A node doesnt upate its db

Hello,

I’m actually working on a 3 nodes infrastructure with raft storage.

I just figured out a weird thing, one of my node stopped to update its database :

Here is the db of the main and 1 node that is in standby mode :

-rw------- 1 vault_1 vault_1  12M Jan 18 10:40 vault.db
-rw------- 1 vault_2 vault_2 14M Jan 18 10:40 vault.db

And here is the node that doesn’t update anymore :

-rw------- 1 vault_3 vault_3 9.7M Jan 5 16:28 vault.db

Maybe someone has an idea about the reason of this issue.

Another weird detail why does the db on the 2 first nodes don’t have the same size ?

check status with ‘vault operator members’ and ‘vault operator raft list-peers’

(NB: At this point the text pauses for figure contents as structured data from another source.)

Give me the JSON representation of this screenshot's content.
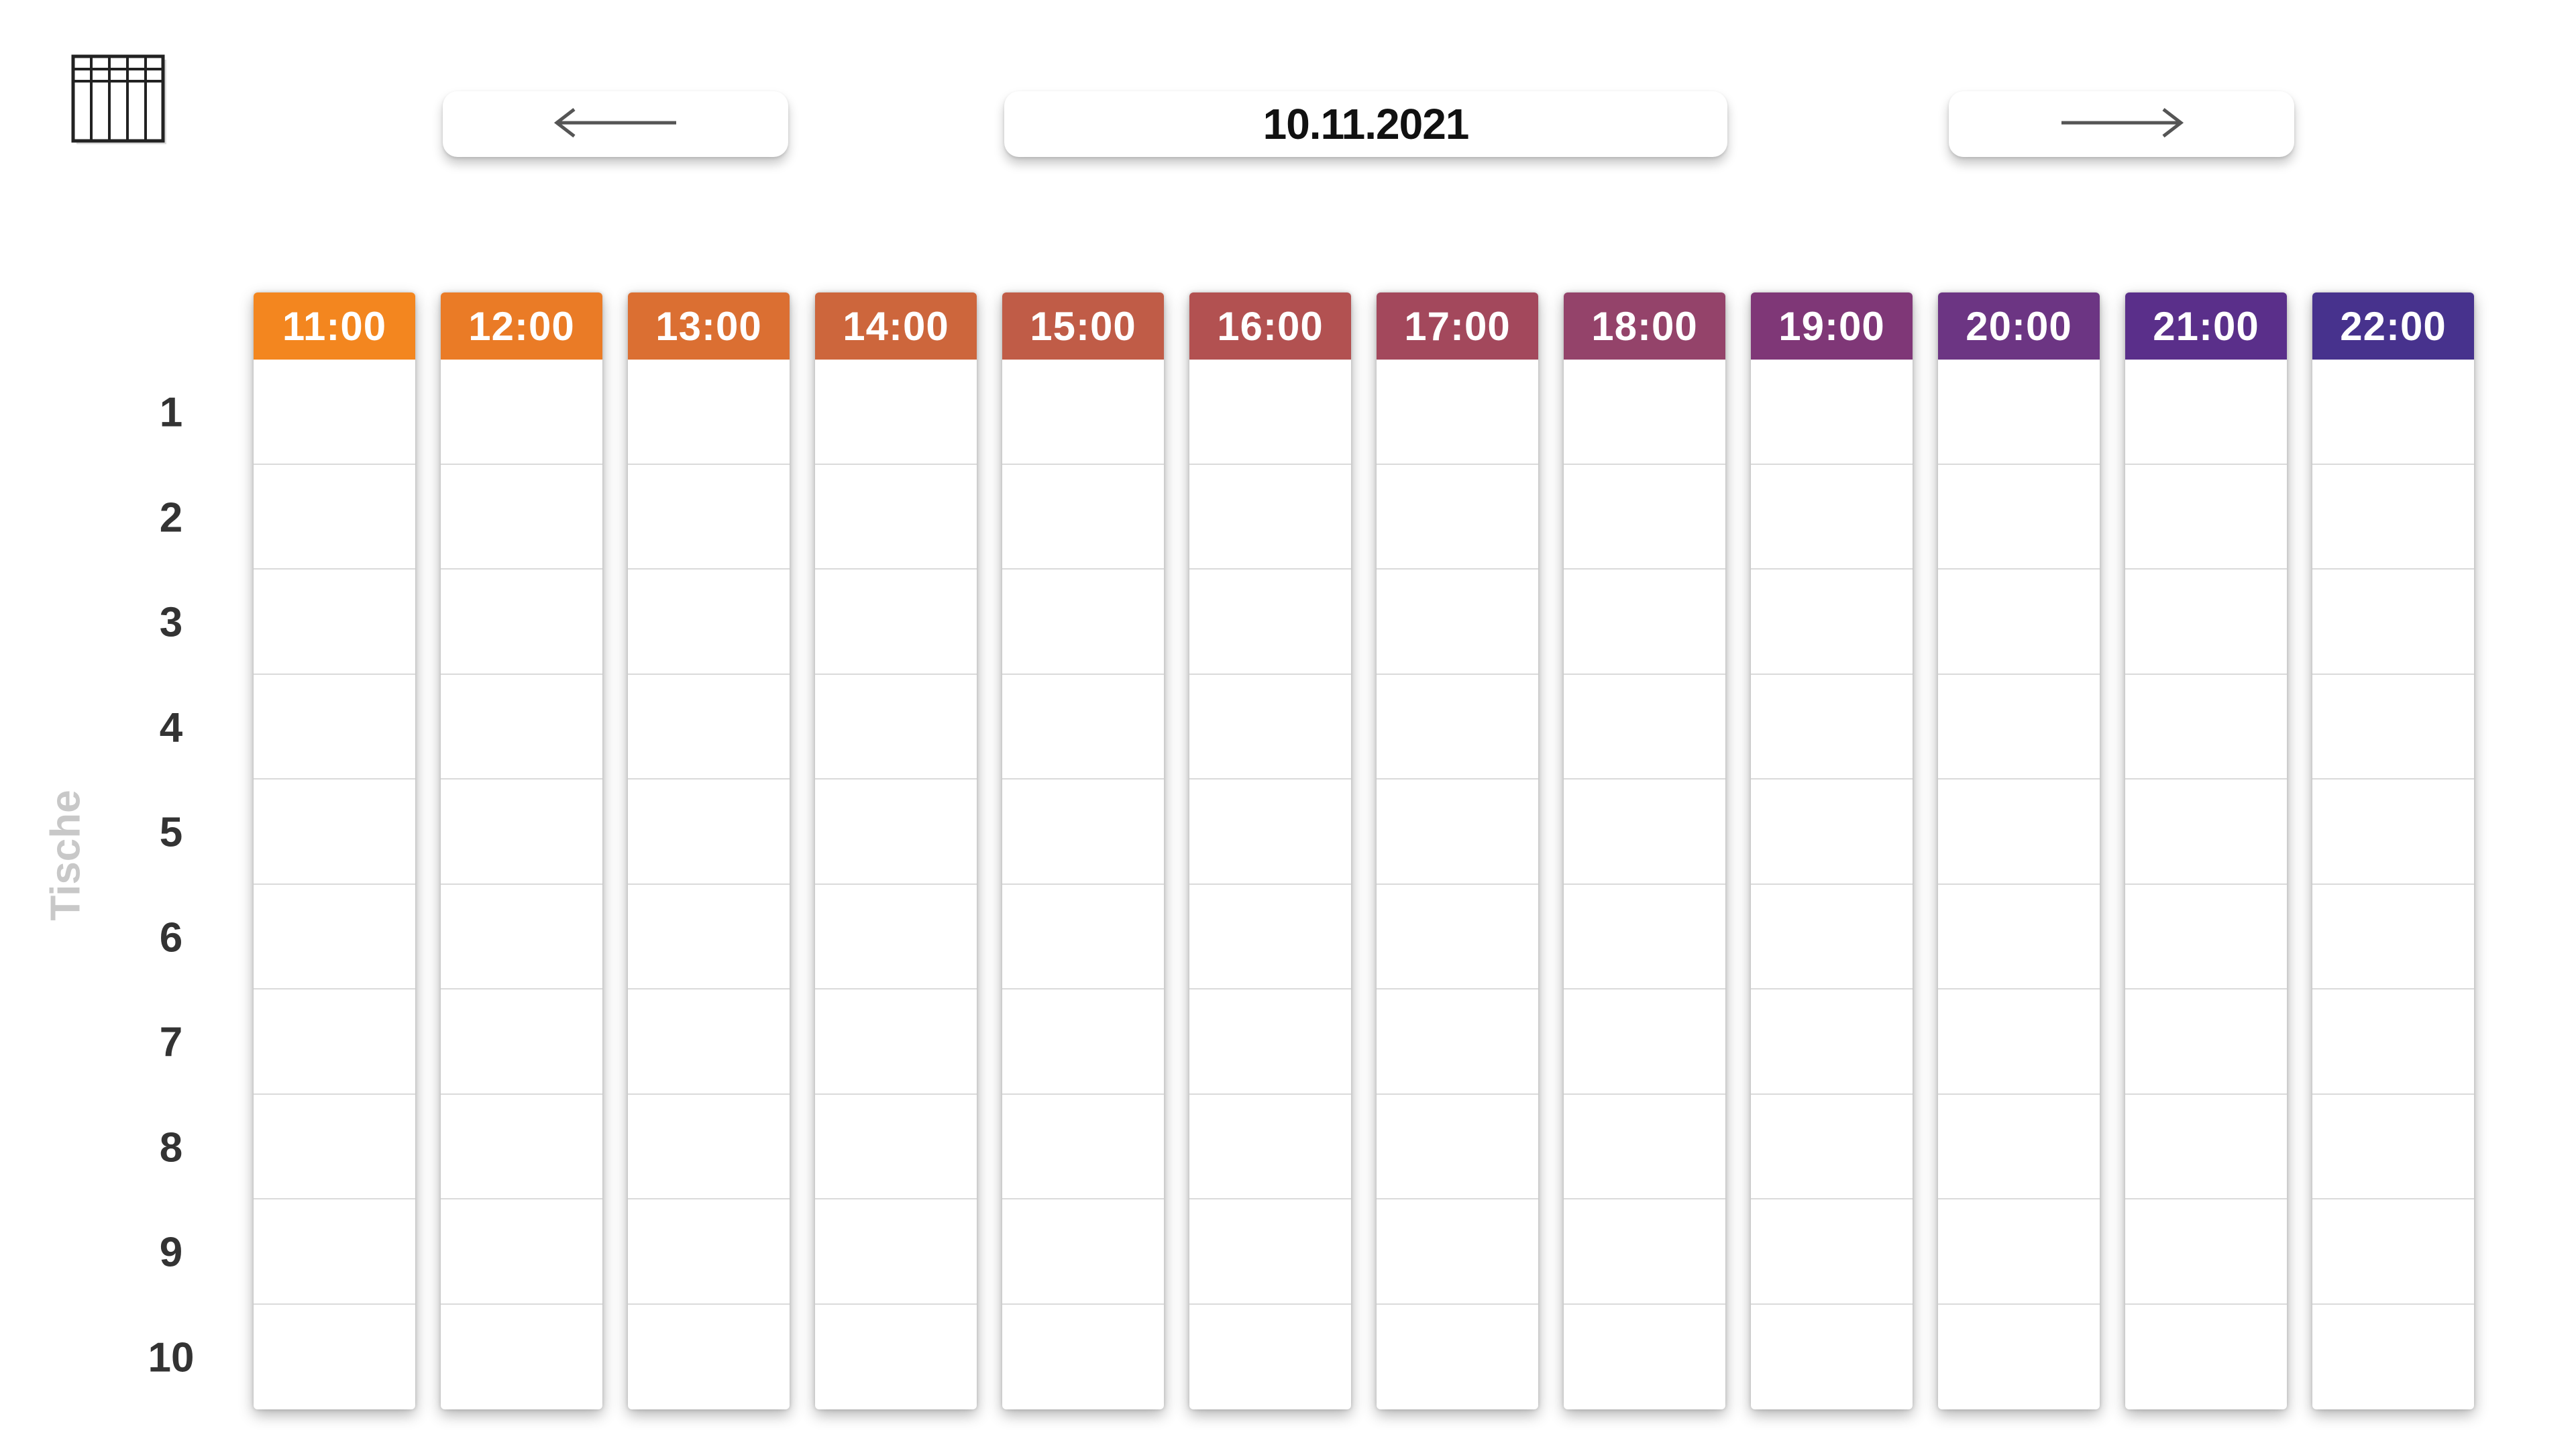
{
  "toolbar": {
    "grid_icon": "calendar-grid-icon",
    "prev_icon": "arrow-left-icon",
    "next_icon": "arrow-right-icon",
    "date": "10.11.2021"
  },
  "y_axis_label": "Tische",
  "tables": [
    "1",
    "2",
    "3",
    "4",
    "5",
    "6",
    "7",
    "8",
    "9",
    "10"
  ],
  "time_slots": [
    {
      "label": "11:00",
      "color": "#F3861F"
    },
    {
      "label": "12:00",
      "color": "#EA7B26"
    },
    {
      "label": "13:00",
      "color": "#DB6F32"
    },
    {
      "label": "14:00",
      "color": "#CD663C"
    },
    {
      "label": "15:00",
      "color": "#C05C47"
    },
    {
      "label": "16:00",
      "color": "#B25151"
    },
    {
      "label": "17:00",
      "color": "#A3485C"
    },
    {
      "label": "18:00",
      "color": "#94436A"
    },
    {
      "label": "19:00",
      "color": "#7F3777"
    },
    {
      "label": "20:00",
      "color": "#6C3583"
    },
    {
      "label": "21:00",
      "color": "#5A2F8A"
    },
    {
      "label": "22:00",
      "color": "#47328D"
    }
  ]
}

Well actually I can see that my node is in the cluster :

{
  "request_id": "e6fbf969-3165-f225-0e4e-f08ee1747992",
  "lease_id": "",
  "renewable": false,
  "lease_duration": 0,
  "data": {
    "config": {
      "servers": [
        {
          "node_id": "node2",
          "address": "localhost:8201",
          "leader": false,
          "protocol_version": "3",
          "voter": true
        },
        {
          "node_id": "node3",
          "address": "localhost:8201",
          "leader": false,
          "protocol_version": "3",
          "voter": true
        },
        {
          "node_id": "node1",
          "address": "localhost:8201",
          "leader": true,
          "protocol_version": "3",
          "voter": true
        }
      ],
      "index": 0
    }
  },
  "wrap_info": null,
  "warnings": null,
  "auth": null
}

That’s actually why I don’t understand why this node stopped to update its database, maybe I should stop it and restart it ?

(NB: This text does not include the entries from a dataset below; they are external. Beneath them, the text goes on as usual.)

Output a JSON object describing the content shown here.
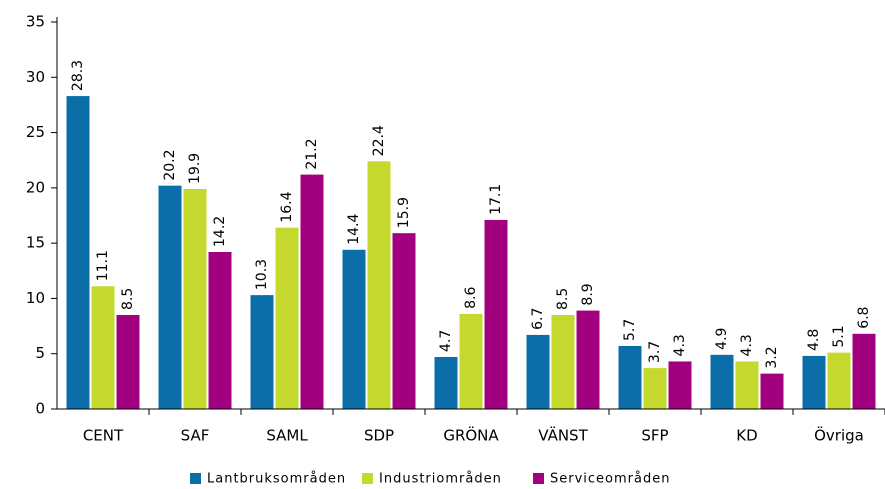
{
  "chart_data": {
    "type": "bar",
    "categories": [
      "CENT",
      "SAF",
      "SAML",
      "SDP",
      "GRÖNA",
      "VÄNST",
      "SFP",
      "KD",
      "Övriga"
    ],
    "series": [
      {
        "name": "Lantbruksområden",
        "color": "#0b6ea8",
        "values": [
          28.3,
          20.2,
          10.3,
          14.4,
          4.7,
          6.7,
          5.7,
          4.9,
          4.8
        ]
      },
      {
        "name": "Industriområden",
        "color": "#c4d82e",
        "values": [
          11.1,
          19.9,
          16.4,
          22.4,
          8.6,
          8.5,
          3.7,
          4.3,
          5.1
        ]
      },
      {
        "name": "Serviceområden",
        "color": "#a1007f",
        "values": [
          8.5,
          14.2,
          21.2,
          15.9,
          17.1,
          8.9,
          4.3,
          3.2,
          6.8
        ]
      }
    ],
    "ylim": [
      0,
      35
    ],
    "yticks": [
      0,
      5,
      10,
      15,
      20,
      25,
      30,
      35
    ],
    "grid": false,
    "legend": "bottom"
  }
}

I’m sorry, I don’t know why. Perhaps you can try an issue on Github.
Nothings in logs ? Try to restart your node and test TCP connectivity.

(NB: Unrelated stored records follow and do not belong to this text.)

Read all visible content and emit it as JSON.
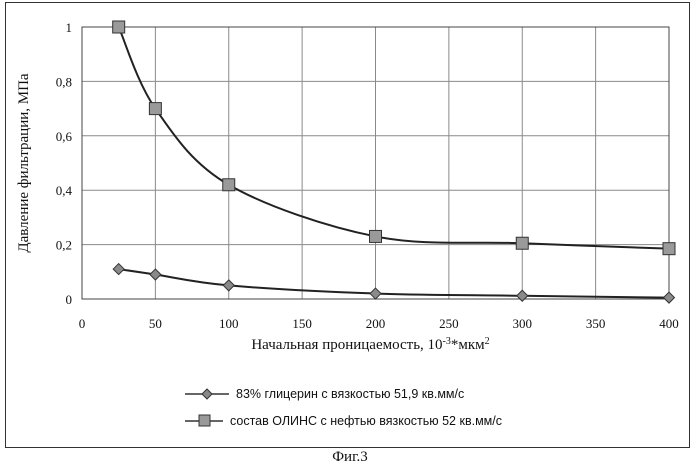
{
  "caption": "Фиг.3",
  "chart_data": {
    "type": "line",
    "xlabel": "Начальная проницаемость, 10",
    "xlabel_sup1": "-3",
    "xlabel_mid": "*мкм",
    "xlabel_sup2": "2",
    "ylabel": "Давление фильтрации, МПа",
    "xlim": [
      0,
      400
    ],
    "ylim": [
      0,
      1
    ],
    "xticks": [
      0,
      50,
      100,
      150,
      200,
      250,
      300,
      350,
      400
    ],
    "xtick_labels": [
      "0",
      "50",
      "100",
      "150",
      "200",
      "250",
      "300",
      "350",
      "400"
    ],
    "yticks": [
      0,
      0.2,
      0.4,
      0.6,
      0.8,
      1
    ],
    "ytick_labels": [
      "0",
      "0,2",
      "0,4",
      "0,6",
      "0,8",
      "1"
    ],
    "grid": true,
    "legend_position": "bottom",
    "series": [
      {
        "name": "83% глицерин с вязкостью 51,9 кв.мм/с",
        "marker": "diamond",
        "x": [
          25,
          50,
          100,
          200,
          300,
          400
        ],
        "y": [
          0.11,
          0.09,
          0.05,
          0.02,
          0.012,
          0.005
        ]
      },
      {
        "name": "состав ОЛИНС с нефтью вязкостью 52 кв.мм/с",
        "marker": "square",
        "x": [
          25,
          50,
          100,
          200,
          300,
          400
        ],
        "y": [
          1.0,
          0.7,
          0.42,
          0.23,
          0.205,
          0.185
        ]
      }
    ]
  }
}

I have a 3 nodes too, I don’t have this behaviour.
But I think I will add a Prometheus/Grafana about this.

Okay " good news"

After trying to restart my node I saw that I had weird log error messages, and this article explains how to solve it :

It seems like the db of my node was corrupted.
After following the explanation of the article my issue is solved.

Is there a way to “know” when this happens ?
For my case I realized a bit randomly after checking if the db on the nodes were coordinated, but maybe there is better way ?

You got no log about the problem before restart ?

As I said, I will add a monitoring on the db file and check modification time. if there is a big gap between all nodes, it will send an alert.

1 Like

I didn’t checked them before… ( that was not the smartest thing ever from me, I thougth about it when restarting it)

Okay I think I will do the same, thanks for your answers have a good week :slight_smile: